Nous nous engageâmes alors dans une discussion sur les vertus et les vices de l'absence de date de retour. D'un côté, cela correspond à la véritable expérience du nomadisme, et au-delà d'un voyage, ils se construisent un mode de vie ; pourtant tous deux sont convaincus qu'ils rentreront en Allemagne. Ces discussions m'ont fait énormément réfléchir. J'ai toujours estimé que ma plus grande richesse dans ce voyage était le temps. Je suis parti avec peu de moyens, mais avec une année complète devant moi. Pour autant, est-ce que trop de temps n'est-il pas néfaste à l'aventure, à son intensité ? Et plus encore, est-ce que sans date de fin, le temps existe encore ? Si nous étions immortels, chercherions-nous quand même à nous mettre en mouvement ? J'ai alors compris ce qui, pour moi, est la plus grande vertu de la finitude, que ce soit celle d'une vie ou d'un voyage : elle donne de la valeur aux secondes. En fixant une date de fin à mon voyage, je m'oblige à maximiser les expériences, les rencontres, les découvertes, au sein de ce temps limité.

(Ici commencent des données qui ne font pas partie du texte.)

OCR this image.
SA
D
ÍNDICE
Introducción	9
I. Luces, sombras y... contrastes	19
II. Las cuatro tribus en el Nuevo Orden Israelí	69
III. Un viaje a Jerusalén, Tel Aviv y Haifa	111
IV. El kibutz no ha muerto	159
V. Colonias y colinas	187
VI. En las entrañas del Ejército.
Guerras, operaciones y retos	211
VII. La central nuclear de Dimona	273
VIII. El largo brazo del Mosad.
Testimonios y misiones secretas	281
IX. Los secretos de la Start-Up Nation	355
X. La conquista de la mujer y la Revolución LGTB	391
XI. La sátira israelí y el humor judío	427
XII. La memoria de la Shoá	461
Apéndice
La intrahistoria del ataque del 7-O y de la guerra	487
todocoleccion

De cette réflexion découle une seconde pensée : le temps reste pour l'être humain une inconnue complète, une notion qui dépasse entièrement notre entendement. Pour en garder un semblant de contrôle, on le mesure : les secondes, minutes, heures, journées, semaines, années nous permettent de maintenir l'illusion que nous maitrisons le temps qui passe. Mais la vérité est toute autre : ce temps est malléable, il a une part de subjectivité absolument indéniable. Nous avons tous fait l'expérience d'une heure qui nous semble interminable, et d'une autre qui passe en une seconde. Sommes-nous vraiment sûrs que ces deux heures durent le même temps ? De la même manière, une année de ma vie routinière me paraît passer bien plus vite que les quatre mois que j'ai déjà vécus à vélo. Ainsi, pour véritablement retranscrire l'expérience du temps qui passe, il me semble que deux paramètres sont à prendre en compte : la durée objective d'un moment (minutes, heures, etc) et l'intensité émotionnelle de ce moment. Dans cette perspective, on peut estimer qu'une heure passée dans les transports en commun parisiens n'est pas aussi longue qu'une heure passée à dîner entre amis. La finitude d'un voyage comme celui que je fais, le fait qu'il soit précisément délimité dans le temps, permet en fait d'apporter cette notion d'intensité, qui fait ralentir chaque minute. En me fixant une fin, j'accorde plus de valeur à chaque instant qui passe, je rend chaque seconde rare, et donc précieuse.